The colorful days of Comilla still emerge in my mind when I become bored with the monotonous struggle of life. But is it only me who still wants to go back to his childhood? Or are there other folks with the same wish?
Whenever I think of my childhood, wholesome memories start flooding in from nowhere.
Every morning, my father turned on Cartoon Network so that I wake up for school. I attended a kindergarten located on the top of a hill. Walking up the slope required real effort, but it was worth it; running down the road was a thrilling experience, after all. I could feel the wind against my shirt every time I ran down. And it was not just the school location; there was a plum tree in the back of the campus, which I visited during every tiffin break. I would collect the plums in my tiffin box with never-ending enthusiasm. There were even times when I got into fights with my friends to bag the larger and riper fruit.

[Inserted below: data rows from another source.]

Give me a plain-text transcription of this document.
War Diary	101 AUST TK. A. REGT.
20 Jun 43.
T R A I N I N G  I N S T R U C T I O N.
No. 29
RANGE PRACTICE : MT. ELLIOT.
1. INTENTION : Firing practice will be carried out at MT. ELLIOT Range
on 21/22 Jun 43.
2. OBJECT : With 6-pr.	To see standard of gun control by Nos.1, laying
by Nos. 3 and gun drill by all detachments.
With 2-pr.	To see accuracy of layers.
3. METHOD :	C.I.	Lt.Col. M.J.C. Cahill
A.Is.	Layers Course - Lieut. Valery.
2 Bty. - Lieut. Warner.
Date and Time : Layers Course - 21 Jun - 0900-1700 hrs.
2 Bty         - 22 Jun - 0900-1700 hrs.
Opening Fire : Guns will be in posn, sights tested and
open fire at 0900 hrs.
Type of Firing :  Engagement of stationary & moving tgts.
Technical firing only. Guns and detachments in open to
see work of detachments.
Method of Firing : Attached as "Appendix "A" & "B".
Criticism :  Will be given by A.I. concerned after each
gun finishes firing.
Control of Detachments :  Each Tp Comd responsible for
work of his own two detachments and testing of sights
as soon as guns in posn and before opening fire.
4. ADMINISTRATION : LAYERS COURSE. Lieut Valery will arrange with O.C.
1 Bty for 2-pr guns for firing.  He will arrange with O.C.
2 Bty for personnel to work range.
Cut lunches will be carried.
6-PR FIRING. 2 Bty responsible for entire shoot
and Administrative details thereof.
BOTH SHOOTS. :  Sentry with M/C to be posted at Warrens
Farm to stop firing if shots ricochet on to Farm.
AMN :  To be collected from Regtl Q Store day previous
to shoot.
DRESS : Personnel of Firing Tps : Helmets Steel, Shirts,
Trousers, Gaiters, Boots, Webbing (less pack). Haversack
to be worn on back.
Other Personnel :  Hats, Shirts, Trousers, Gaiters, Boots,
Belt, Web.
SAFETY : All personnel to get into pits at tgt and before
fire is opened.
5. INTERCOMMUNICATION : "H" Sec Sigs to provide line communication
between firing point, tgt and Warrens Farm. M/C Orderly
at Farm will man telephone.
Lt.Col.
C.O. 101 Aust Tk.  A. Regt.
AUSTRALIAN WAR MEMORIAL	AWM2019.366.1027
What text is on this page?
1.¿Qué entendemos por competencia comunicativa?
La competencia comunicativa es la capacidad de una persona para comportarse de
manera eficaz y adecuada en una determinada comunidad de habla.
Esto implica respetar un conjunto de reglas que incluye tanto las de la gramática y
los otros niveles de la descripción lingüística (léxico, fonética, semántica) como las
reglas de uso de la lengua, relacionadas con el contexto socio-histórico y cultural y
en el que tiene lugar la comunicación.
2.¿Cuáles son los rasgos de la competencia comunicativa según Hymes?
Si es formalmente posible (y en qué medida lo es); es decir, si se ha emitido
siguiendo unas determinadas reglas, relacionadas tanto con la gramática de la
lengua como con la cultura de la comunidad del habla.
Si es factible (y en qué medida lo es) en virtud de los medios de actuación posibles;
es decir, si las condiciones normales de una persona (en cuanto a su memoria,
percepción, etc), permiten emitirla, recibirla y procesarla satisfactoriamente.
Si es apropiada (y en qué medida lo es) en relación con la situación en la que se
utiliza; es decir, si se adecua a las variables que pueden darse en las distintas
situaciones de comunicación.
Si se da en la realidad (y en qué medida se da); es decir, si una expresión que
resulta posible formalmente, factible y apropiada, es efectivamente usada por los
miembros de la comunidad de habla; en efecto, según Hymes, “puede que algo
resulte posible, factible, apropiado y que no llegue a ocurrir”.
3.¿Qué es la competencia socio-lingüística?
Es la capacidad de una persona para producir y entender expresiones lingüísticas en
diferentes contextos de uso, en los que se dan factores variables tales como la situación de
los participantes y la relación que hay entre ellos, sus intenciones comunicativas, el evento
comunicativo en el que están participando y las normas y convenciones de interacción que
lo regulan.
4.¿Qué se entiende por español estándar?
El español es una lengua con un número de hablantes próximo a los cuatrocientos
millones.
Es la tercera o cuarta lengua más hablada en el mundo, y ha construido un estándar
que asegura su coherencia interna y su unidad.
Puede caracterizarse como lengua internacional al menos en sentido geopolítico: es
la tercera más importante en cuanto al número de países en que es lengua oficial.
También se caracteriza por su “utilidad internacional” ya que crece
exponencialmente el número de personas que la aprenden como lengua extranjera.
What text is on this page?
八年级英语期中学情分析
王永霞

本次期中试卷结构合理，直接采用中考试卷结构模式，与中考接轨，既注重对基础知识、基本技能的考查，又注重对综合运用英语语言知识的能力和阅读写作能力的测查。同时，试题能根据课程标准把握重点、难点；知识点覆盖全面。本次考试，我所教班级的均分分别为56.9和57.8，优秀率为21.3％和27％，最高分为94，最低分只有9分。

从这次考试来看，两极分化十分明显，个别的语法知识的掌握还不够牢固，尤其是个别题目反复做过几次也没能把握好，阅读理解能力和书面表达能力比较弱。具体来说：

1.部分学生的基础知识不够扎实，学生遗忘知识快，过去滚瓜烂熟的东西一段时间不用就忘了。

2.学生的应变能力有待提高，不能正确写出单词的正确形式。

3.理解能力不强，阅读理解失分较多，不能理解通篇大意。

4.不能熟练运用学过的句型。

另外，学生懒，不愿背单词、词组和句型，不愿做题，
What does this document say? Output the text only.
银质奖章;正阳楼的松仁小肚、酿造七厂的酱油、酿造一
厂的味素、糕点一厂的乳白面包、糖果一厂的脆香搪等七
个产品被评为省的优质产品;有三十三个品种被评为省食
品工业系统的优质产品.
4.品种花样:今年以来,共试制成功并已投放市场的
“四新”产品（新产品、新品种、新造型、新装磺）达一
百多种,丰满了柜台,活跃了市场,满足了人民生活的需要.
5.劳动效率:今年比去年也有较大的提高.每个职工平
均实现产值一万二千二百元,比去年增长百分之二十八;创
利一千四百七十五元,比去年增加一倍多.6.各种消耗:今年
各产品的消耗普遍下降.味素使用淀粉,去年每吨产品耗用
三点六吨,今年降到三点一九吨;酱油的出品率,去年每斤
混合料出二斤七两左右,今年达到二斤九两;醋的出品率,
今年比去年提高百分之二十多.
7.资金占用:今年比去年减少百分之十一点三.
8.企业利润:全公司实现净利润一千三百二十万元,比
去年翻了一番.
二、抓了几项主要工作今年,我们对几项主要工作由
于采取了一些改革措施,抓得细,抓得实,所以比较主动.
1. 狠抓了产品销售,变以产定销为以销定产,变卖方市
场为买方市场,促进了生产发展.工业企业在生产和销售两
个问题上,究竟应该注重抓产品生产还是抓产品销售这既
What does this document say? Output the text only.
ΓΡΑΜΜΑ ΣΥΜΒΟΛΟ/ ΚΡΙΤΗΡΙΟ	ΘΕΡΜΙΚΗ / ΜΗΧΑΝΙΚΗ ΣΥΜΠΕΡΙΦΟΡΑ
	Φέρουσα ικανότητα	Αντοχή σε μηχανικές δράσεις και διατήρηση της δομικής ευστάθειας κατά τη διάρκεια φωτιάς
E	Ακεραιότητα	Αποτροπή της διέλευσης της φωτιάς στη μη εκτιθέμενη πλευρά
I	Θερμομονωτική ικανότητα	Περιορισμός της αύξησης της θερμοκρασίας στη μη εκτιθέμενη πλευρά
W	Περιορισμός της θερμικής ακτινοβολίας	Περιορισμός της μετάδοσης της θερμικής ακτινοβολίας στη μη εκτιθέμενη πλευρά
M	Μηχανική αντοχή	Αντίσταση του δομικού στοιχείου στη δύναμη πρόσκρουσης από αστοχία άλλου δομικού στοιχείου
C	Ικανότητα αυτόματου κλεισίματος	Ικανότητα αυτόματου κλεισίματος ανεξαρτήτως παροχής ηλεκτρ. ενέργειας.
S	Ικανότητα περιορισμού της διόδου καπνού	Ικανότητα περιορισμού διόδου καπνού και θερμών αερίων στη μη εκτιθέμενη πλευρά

Imagine if non-living things could speak!
That small edible substance would probably laugh at us, and feel proud at the same moment. Today, whenever I buy that variety of plum from the market, I see a glimpse of my childhood in those fruit packets. The phenomenon is amazing when we think about it; wholesome memories embedded in such miniature objects.
Comilla days were full of such events. But the ones that attract me the most are those of rainy days, windy afternoons, and stormy nights; there seems to be something different about nature that draws me towards it.
Pappa (my father) would drive us through the cantonment at night in his Toyota. Relaxing in the backseat, I used to stare at the wonders on the side of the road. Pappa would turn on the song – Coffe House at least once in a while. In addition to the soothing tunes of the music, the body spray that he used created a very cozy atmosphere in the car. As I made myself more and more comfortable in the back seat, I would wish that the night never gets old.
The roads looked empty, but we knew that we had company.
More often than not, we caught the sight of a porcupine or two passing the road or heard the synchronized howl of a pack of foxes nearby. There were lots of foxes in that area, and they would inform us of their bold presence every night. I sometimes wonder how good times pass in the blink of an eye.
It has been ten years since we left that place.
I still imagine going back to 2008 and experiencing the same events again; I never seem to get tired of it. Even today, whenever I feel fed up with life, I decorate my room with fairy lights, use the same body spray that my dad used, and lay quietly on my bed. I close my eyes and turn on the same music he used to play while driving through the roads of Comilla Cantonment. As I keep listening to the same tune and lyrics, I start feeling something.
It is the year 2008, and it is Comilla.
I find myself in the back seat of our car. Pappa is driving through the Cantonment, passing hills and bushes on both sides of the road. The fragrance of Maxi (his perfume) and the song -Coffee House playing in my ears do far more than what a goodnight lullaby would.
Unfortunately, good moments never last long. I feel someone patting my shoulders.
“What is it, mom ?”
“Sabik, you slept with your earphones plugged in again”!